In March 2007, HUD asked the owner for a letter stating its intent to comply with the inspection requirements; HUD later assured the owner that it would grant it another REAC inspection. No further REAC inspections occurred. And on June 20, 2007, HUD informed the owner that it was terminating its Section 8 HAP payments to the owner because of its August 2006 REAC failing score. The owner sued the United States to stop HUD from abating the HAP payments.
Ruling: The U.S. Court of Federal Claims dismissed the owner's claim against the U.S., but allowed the owner to amend its lawsuit to be able to sue HUD on another legal theory.
Reasoning: Individuals are not allowed to sue the government under the doctrine of sovereign immunity, unless the United States consents to it. Under the Tucker Act, the United States has consented to be sued only by those with whom it has “privity of contract.” Privity of contract means that a contract cannot impose obligations arising under it on any person or agent except the parties to it. In other words, only parties to contracts should be able to sue to enforce their rights or claim damages as such.

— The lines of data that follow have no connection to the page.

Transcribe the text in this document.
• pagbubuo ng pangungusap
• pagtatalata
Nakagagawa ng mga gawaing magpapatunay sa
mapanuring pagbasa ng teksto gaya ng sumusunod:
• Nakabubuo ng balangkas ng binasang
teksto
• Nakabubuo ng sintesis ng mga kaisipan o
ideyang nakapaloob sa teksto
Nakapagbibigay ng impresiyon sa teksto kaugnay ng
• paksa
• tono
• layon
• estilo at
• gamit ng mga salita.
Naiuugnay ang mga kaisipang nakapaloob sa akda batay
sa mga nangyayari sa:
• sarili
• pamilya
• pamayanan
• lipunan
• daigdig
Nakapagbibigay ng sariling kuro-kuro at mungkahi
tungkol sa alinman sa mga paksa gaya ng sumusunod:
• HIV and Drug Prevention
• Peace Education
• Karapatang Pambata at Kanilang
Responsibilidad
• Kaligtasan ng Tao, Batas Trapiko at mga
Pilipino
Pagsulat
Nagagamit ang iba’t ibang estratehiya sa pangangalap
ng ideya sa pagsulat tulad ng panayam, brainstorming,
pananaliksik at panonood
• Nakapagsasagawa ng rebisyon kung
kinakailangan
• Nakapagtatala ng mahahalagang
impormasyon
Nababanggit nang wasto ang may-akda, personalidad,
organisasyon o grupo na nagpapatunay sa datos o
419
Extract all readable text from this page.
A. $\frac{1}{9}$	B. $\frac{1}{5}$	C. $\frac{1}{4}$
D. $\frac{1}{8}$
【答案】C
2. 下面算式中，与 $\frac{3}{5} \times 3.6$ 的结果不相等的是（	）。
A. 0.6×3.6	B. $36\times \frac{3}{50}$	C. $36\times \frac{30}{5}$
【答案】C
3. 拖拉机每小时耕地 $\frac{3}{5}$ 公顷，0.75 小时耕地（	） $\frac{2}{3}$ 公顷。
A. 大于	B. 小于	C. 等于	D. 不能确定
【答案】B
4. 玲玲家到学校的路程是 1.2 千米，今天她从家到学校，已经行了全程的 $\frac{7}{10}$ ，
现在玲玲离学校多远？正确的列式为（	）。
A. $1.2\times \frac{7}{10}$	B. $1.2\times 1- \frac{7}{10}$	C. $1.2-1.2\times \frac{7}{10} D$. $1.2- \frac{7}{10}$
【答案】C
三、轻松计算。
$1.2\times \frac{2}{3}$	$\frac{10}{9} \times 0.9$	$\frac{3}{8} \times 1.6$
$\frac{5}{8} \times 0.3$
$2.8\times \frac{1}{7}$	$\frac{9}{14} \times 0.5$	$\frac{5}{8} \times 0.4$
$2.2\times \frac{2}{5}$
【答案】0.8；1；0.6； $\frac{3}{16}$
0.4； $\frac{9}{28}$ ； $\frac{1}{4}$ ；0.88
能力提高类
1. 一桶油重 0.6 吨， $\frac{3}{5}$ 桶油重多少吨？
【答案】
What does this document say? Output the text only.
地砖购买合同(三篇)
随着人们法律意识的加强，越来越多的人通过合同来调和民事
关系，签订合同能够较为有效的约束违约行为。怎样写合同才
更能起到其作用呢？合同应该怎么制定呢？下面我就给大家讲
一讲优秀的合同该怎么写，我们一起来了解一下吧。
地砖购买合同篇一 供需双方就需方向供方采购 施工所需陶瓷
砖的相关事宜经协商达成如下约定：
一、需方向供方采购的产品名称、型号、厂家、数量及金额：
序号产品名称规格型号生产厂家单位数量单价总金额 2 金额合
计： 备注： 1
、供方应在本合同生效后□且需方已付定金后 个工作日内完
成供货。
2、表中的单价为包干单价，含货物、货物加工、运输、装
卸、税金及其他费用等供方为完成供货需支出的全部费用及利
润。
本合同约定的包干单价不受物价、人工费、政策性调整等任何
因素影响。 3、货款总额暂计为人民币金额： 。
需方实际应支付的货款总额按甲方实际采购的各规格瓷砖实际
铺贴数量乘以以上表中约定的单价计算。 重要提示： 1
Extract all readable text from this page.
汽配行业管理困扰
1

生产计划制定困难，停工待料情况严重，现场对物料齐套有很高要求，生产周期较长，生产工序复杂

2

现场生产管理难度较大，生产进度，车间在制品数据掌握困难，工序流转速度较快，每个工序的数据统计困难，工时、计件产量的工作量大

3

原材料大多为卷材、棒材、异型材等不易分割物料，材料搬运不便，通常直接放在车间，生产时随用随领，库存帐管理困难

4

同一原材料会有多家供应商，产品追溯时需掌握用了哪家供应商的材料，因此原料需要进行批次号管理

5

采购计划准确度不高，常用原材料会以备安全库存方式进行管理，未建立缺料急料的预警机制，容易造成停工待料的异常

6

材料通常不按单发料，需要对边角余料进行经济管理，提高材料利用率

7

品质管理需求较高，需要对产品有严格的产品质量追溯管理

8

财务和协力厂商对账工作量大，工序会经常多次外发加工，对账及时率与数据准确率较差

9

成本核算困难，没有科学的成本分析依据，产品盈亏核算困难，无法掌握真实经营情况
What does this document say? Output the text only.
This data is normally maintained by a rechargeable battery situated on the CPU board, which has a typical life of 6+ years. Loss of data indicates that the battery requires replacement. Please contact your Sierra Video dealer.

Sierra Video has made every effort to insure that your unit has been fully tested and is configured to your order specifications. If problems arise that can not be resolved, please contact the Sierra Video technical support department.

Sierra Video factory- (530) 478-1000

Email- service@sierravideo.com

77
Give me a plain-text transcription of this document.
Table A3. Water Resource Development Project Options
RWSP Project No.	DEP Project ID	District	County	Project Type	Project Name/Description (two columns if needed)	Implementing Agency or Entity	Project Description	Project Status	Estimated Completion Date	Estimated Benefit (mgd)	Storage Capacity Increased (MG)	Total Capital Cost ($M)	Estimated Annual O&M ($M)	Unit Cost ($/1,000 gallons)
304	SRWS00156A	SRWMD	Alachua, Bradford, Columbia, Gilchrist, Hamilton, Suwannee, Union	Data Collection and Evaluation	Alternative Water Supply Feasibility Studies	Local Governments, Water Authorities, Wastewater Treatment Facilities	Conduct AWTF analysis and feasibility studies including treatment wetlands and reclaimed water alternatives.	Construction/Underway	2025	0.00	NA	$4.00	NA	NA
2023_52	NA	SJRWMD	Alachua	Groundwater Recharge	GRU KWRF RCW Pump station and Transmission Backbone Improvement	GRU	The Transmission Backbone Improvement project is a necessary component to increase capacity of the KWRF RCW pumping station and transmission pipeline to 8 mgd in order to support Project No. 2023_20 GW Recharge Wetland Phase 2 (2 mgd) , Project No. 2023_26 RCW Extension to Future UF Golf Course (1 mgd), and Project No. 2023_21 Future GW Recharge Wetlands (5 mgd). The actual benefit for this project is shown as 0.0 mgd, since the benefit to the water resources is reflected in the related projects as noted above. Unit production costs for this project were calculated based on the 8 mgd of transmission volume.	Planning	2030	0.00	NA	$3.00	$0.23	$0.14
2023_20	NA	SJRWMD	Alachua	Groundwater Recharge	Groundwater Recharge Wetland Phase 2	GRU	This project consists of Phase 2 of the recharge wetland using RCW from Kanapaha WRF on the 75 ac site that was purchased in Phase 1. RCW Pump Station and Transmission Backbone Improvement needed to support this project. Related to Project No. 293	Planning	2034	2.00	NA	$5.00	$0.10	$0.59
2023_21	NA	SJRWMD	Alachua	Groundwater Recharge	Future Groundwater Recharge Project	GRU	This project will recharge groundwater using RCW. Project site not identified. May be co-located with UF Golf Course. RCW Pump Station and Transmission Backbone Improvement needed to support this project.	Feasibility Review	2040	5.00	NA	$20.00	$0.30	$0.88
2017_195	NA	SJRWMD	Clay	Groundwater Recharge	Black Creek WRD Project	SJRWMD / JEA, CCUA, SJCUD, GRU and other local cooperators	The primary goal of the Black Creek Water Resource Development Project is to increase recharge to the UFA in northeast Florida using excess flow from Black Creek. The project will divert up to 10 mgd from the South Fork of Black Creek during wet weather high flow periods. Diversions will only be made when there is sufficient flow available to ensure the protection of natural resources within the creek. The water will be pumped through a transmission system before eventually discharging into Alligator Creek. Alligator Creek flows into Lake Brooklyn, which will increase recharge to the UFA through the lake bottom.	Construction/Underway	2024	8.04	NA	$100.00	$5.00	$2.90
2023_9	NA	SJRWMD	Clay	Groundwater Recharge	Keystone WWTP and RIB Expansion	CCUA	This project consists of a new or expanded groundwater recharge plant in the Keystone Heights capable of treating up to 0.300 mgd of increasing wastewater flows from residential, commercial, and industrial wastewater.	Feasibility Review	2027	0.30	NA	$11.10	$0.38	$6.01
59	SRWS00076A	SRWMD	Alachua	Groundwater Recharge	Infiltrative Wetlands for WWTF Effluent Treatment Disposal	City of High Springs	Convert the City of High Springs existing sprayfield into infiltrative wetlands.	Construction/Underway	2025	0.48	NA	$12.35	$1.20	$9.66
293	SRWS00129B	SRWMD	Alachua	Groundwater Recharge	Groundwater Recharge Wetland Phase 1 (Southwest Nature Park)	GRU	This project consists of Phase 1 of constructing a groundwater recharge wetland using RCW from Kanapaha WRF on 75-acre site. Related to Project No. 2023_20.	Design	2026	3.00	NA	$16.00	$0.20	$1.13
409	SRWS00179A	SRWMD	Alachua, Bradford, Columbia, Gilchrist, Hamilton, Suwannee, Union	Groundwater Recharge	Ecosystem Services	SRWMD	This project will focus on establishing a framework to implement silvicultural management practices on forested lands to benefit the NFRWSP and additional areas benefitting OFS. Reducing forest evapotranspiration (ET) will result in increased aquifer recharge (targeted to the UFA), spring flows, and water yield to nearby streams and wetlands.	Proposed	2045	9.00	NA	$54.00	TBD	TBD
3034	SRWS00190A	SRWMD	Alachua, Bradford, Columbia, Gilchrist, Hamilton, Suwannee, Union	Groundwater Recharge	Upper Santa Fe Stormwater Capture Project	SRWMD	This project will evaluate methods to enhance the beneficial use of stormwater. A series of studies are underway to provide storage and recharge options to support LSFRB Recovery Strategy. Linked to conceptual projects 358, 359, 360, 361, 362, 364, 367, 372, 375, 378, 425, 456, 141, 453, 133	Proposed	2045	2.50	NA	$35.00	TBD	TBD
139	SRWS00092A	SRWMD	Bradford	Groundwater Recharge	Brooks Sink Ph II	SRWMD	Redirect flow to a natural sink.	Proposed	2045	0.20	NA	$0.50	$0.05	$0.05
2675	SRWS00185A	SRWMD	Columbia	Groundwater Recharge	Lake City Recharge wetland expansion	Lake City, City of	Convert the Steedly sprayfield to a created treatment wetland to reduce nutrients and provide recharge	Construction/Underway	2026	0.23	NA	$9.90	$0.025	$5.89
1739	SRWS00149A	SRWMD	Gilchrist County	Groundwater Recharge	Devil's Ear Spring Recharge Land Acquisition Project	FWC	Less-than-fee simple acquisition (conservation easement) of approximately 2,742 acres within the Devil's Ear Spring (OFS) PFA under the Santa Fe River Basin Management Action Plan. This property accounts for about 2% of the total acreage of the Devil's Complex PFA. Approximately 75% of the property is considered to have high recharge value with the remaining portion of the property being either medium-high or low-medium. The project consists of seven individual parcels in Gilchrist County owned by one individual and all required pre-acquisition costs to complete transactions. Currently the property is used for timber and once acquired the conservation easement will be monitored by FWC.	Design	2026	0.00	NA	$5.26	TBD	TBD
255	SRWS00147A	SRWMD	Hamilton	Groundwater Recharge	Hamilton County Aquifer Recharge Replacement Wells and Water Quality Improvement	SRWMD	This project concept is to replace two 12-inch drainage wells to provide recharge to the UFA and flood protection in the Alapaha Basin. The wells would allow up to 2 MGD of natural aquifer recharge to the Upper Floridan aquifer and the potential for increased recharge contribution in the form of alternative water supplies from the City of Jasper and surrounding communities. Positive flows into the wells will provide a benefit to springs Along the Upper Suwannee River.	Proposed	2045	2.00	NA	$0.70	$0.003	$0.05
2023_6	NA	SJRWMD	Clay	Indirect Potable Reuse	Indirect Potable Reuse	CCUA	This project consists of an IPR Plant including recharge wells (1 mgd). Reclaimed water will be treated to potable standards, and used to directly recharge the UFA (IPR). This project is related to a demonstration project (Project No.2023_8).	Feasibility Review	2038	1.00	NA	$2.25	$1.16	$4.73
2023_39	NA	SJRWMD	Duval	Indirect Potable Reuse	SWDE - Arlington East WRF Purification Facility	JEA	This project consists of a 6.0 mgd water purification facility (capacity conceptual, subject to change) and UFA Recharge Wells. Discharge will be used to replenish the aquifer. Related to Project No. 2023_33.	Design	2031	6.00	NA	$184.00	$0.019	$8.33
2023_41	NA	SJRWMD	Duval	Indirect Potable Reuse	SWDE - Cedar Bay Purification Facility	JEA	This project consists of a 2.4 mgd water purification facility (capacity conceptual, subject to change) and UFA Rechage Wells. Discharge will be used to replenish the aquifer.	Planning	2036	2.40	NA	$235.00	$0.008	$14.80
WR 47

Here, the court ruled that HUD was not a party to the 2004 HAP renewal contract. Nothing in the contract hinted that OFHA signed the contract with the owner as HUD's agent. With regard to the use agreement signed with HUD in 2000, the court decided that the owner was wrong in suggesting that this agreement incorporated all the terms of the pending and future HAP contracts. In particular, the use agreement, unlike the HAP contracts, makes no assurances that rent subsidies will be provided if the owner maintains the site in safe and habitable condition.